Google Flu has been getting a lot of coverage lately, mostly for how it is getting the flu “wrong.” There was a Nature news item in February about Google Flu overestimating the peak of the current flu season. Not to be outdone, Science followed up a month later with an article on the forecast errors of Google Flu from the past two seasons as well as the current one. (original paper here) Also mentioned in the Nature item is the fact that Google Flu missed the initial novel H1N1 epidemic in the spring of 2009.
While there is no denying the mismatch between Google Flu’s numbers and the actual observations of flu incidence, I’m not sure I’d say that Google Flu is wrong so much as I would submit that we might be asking the wrong questions of it. Google is surely correct about the numbers of people searching for different keyword terms. And the correlations it has observed between those numbers and the incidence of flu are presumably genuine correlations. But that doesn’t mean we can expect that data to be able to answer questions about how many people will get the flu next week.

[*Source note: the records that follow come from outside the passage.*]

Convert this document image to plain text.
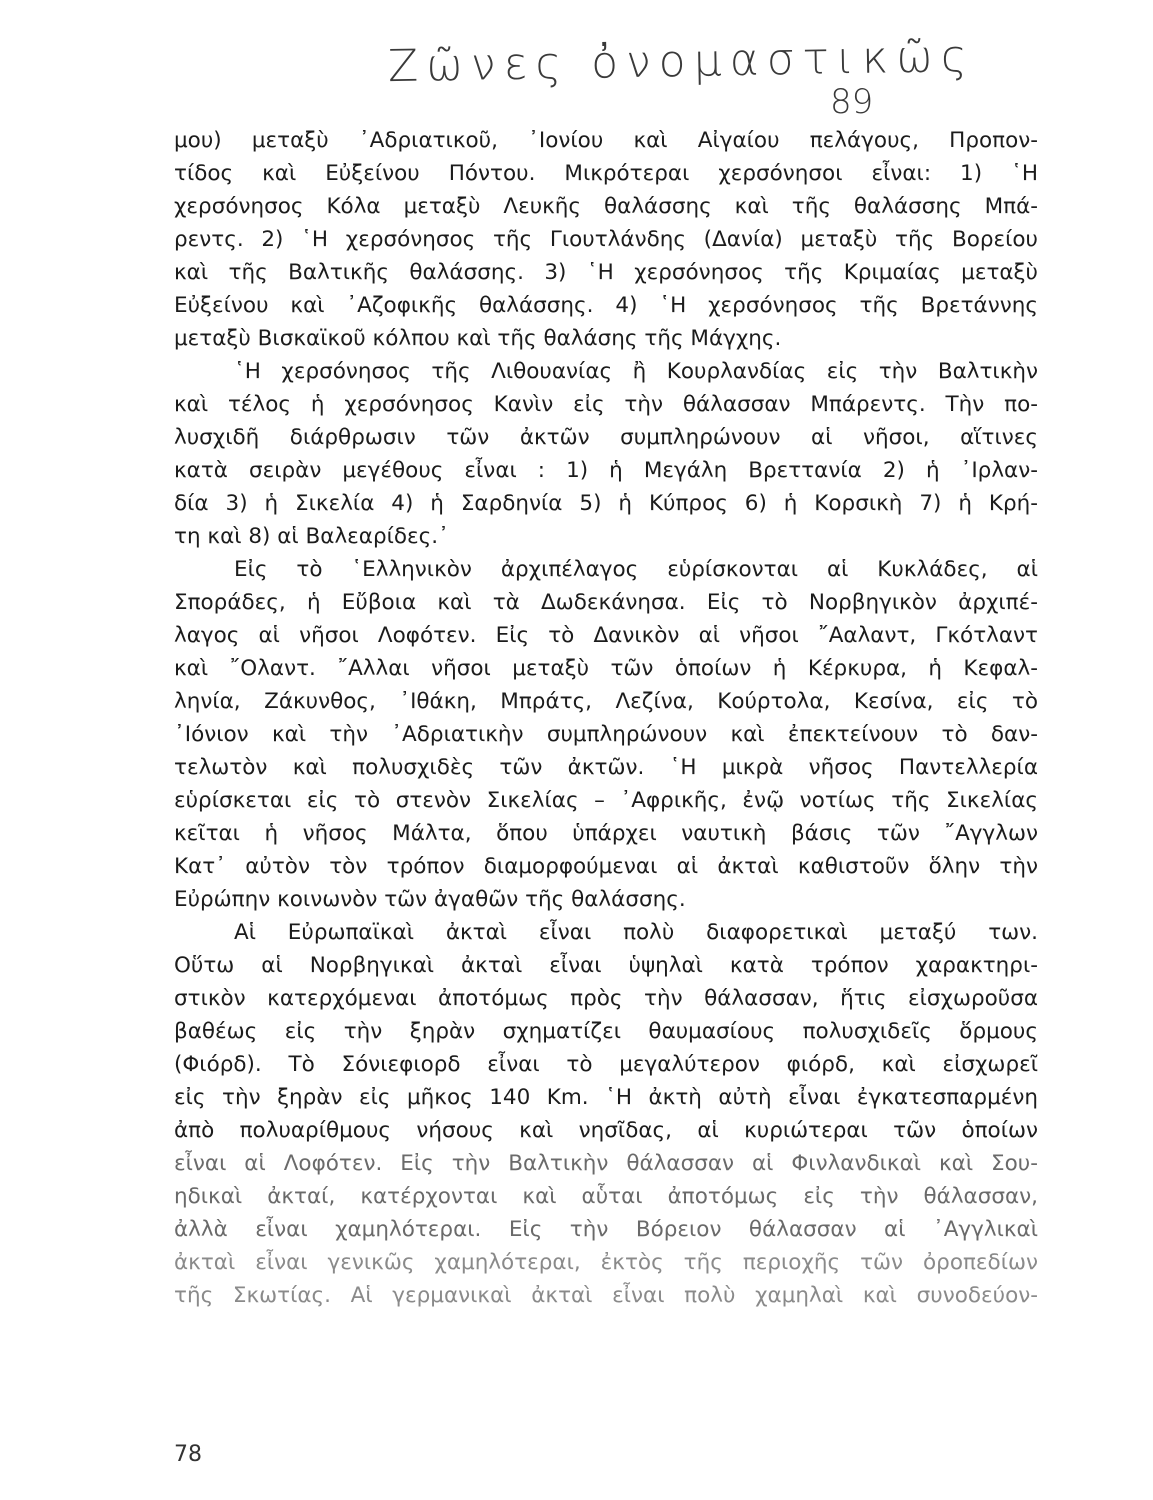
Ζῶνες ὀνομαστικῶς
89
μου) μεταξὺ ᾿Αδριατικοῦ, ᾿Ιονίου καὶ Αἰγαίου πελάγους, Προπον-
τίδος καὶ Εὐξείνου Πόντου. Μικρότεραι χερσόνησοι εἶναι: 1) ῾Η
χερσόνησος Κόλα μεταξὺ Λευκῆς θαλάσσης καὶ τῆς θαλάσσης Μπά-
ρεντς. 2) ῾Η χερσόνησος τῆς Γιουτλάνδης (Δανία) μεταξὺ τῆς Βορείου
καὶ τῆς Βαλτικῆς θαλάσσης. 3) ῾Η χερσόνησος τῆς Κριμαίας μεταξὺ
Εὐξείνου καὶ ᾿Αζοφικῆς θαλάσσης. 4) ῾Η χερσόνησος τῆς Βρετάννης
μεταξὺ Βισκαϊκοῦ κόλπου καὶ τῆς θαλάσης τῆς Μάγχης.
῾Η χερσόνησος τῆς Λιθουανίας ἢ Κουρλανδίας εἰς τὴν Βαλτικὴν
καὶ τέλος ἡ χερσόνησος Κανὶν εἰς τὴν θάλασσαν Μπάρεντς. Τὴν πο-
λυσχιδῆ διάρθρωσιν τῶν ἀκτῶν συμπληρώνουν αἱ νῆσοι, αἵτινες
κατὰ σειρὰν μεγέθους εἶναι : 1) ἡ Μεγάλη Βρεττανία 2) ἡ ᾿Ιρλαν-
δία 3) ἡ Σικελία 4) ἡ Σαρδηνία 5) ἡ Κύπρος 6) ἡ Κορσικὴ 7) ἡ Κρή-
τη καὶ 8) αἱ Βαλεαρίδες.᾿
Εἰς τὸ ῾Ελληνικὸν ἀρχιπέλαγος εὑρίσκονται αἱ Κυκλάδες, αἱ
Σποράδες, ἡ Εὔβοια καὶ τὰ Δωδεκάνησα. Εἰς τὸ Νορβηγικὸν ἀρχιπέ-
λαγος αἱ νῆσοι Λοφότεν. Εἰς τὸ Δανικὸν αἱ νῆσοι ῎Ααλαντ, Γκότλαντ
καὶ ῎Ολαντ. ῎Αλλαι νῆσοι μεταξὺ τῶν ὁποίων ἡ Κέρκυρα, ἡ Κεφαλ-
ληνία, Ζάκυνθος, ᾿Ιθάκη, Μπράτς, Λεζίνα, Κούρτολα, Κεσίνα, εἰς τὸ
᾿Ιόνιον καὶ τὴν ᾿Αδριατικὴν συμπληρώνουν καὶ ἐπεκτείνουν τὸ δαν-
τελωτὸν καὶ πολυσχιδὲς τῶν ἀκτῶν. ῾Η μικρὰ νῆσος Παντελλερία
εὑρίσκεται εἰς τὸ στενὸν Σικελίας – ᾿Αφρικῆς, ἐνῷ νοτίως τῆς Σικελίας
κεῖται ἡ νῆσος Μάλτα, ὅπου ὑπάρχει ναυτικὴ βάσις τῶν ῎Αγγλων
Κατ᾿ αὐτὸν τὸν τρόπον διαμορφούμεναι αἱ ἀκταὶ καθιστοῦν ὅλην τὴν
Εὐρώπην κοινωνὸν τῶν ἀγαθῶν τῆς θαλάσσης.
Αἱ Εὐρωπαϊκαὶ ἀκταὶ εἶναι πολὺ διαφορετικαὶ μεταξύ των.
Οὕτω αἱ Νορβηγικαὶ ἀκταὶ εἶναι ὑψηλαὶ κατὰ τρόπον χαρακτηρι-
στικὸν κατερχόμεναι ἀποτόμως πρὸς τὴν θάλασσαν, ἥτις εἰσχωροῦσα
βαθέως εἰς τὴν ξηρὰν σχηματίζει θαυμασίους πολυσχιδεῖς ὅρμους
(Φιόρδ). Τὸ Σόνιεφιορδ εἶναι τὸ μεγαλύτερον φιόρδ, καὶ εἰσχωρεῖ
εἰς τὴν ξηρὰν εἰς μῆκος 140 Km. ῾Η ἀκτὴ αὐτὴ εἶναι ἐγκατεσπαρμένη
ἀπὸ πολυαρίθμους νήσους καὶ νησῖδας, αἱ κυριώτεραι τῶν ὁποίων
εἶναι αἱ Λοφότεν. Εἰς τὴν Βαλτικὴν θάλασσαν αἱ Φινλανδικαὶ καὶ Σου-
ηδικαὶ ἀκταί, κατέρχονται καὶ αὗται ἀποτόμως εἰς τὴν θάλασσαν,
ἀλλὰ εἶναι χαμηλότεραι. Εἰς τὴν Βόρειον θάλασσαν αἱ ᾿Αγγλικαὶ
ἀκταὶ εἶναι γενικῶς χαμηλότεραι, ἐκτὸς τῆς περιοχῆς τῶν ὀροπεδίων
τῆς Σκωτίας. Αἱ γερμανικαὶ ἀκταὶ εἶναι πολὺ χαμηλαὶ καὶ συνοδεύον-
78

The recent episode of Cosmos, entitled “When Knowledge Conquered Fear,” illustrated the problem of correlation and prediction nicely with the story of comets and how our understanding of them has changed over time. Originally, comets were thought to be portents of calamities to come. Of particular note for public health, some cultures believed comets to be an omen of smallpox.
One imagines that this belief was based on genuine empirical data. It seems quite plausible that multiple comet sightings coincided with cases or outbreaks of smallpox. Sure, maybe some confirmation bias played a role in weighting certain data points. And yes, the time lag between the two may have been treated less rigorously than we might have preferred; call it a “heuristic.” Nevertheless, I wouldn’t be surprised if there were a genuinely measurable correlation in the data at some point, even though the comet-watchers were drawing their inferences millenia before Pearson and p values.
And yet, nowadays we don’t use comets to predict smallpox or any other communicable diseases, no matter how convenient that might be for epidemiologists. At some point, the correlation broke down. The smallpox-comet model probably faded away slowly; one can almost hear the public health astronomers saying something similar to John Brownstein (quoted in the Nature item): “You need to be constantly adapting these models, they don’t work in a vacuum. You need to recalibrate them every year.”
But as the narrative of the show explains, the correlations between comets and calamities were eventually set aside in favor of correlations with orbital periods. Those correlations continue to be of interest, since they allow for accurate predictions of when comets will be seen again. And they are predictive because they are more closely related to the causal pathway that leads to comets becoming visible in the sky. Whereas there does not appear to be any causal link between comets and smallpox.
I think it’s fairly safe to assume that using Google to search for particular keywords does not cause many cases of the flu; keyboards and phone screens may be vectors for the virus, but that should be largely independent of the words input using them. So that leaves the question of whether being infected with the flu is a cause of particular keyword searches, or if there is a more indirect causal relationship. Media coverage is often proposed as a causal factor in searches; people may also be moved to search if a friend or relative is sick, or if flu is rumored to be “going around” at school. (Armchair epidemiology is a popular topic at my kids’ bus stop.) Media coverage itself could be caused by actual cases and also by vaccine shortages or public health prevention campaigns. And so on.
With a better understanding of the causal connections, we can begin to ask better questions of the Google data. Perhaps we should be using it as an indicator of public concern, or public awareness. If public health is trying to get a particular message out specific to the current flu season, we might be able to gauge how well that message has been taken up by the public by how often they search for a particular word or phrase in that message. Maybe we can ask questions about what is unique for the current season compared to previous ones in terms of word usage in flu searches.
Meanwhile, we already understand the causal connections between the flu and other things we can measure. Having the flu causes people to have fevers, which causes them to buy thermometers, which is something we can and do measure and have observed to be correlated with flu cases. Having a fever also causes people to visit their primary care physician, an urgent care center, or the emergency department; visits motivated by fever and other flu symptoms are another thing we can measure and which are correlated with flu cases. As long as the flu causes the same symptoms, these metrics will always be useful predictors.
Google will no doubt be able to continue to identify more specific correlations that can improve the fit between their data and the CDC flu numbers, at least for the seasons that have already occurred. But if we continue to expect it to predict the flu without a better understanding of the causal connections between illness and searching, and without knowing what questions Google’s data can and cannot answer, I predict we haven’t seen the last “Google Flu got it wrong”-style headline.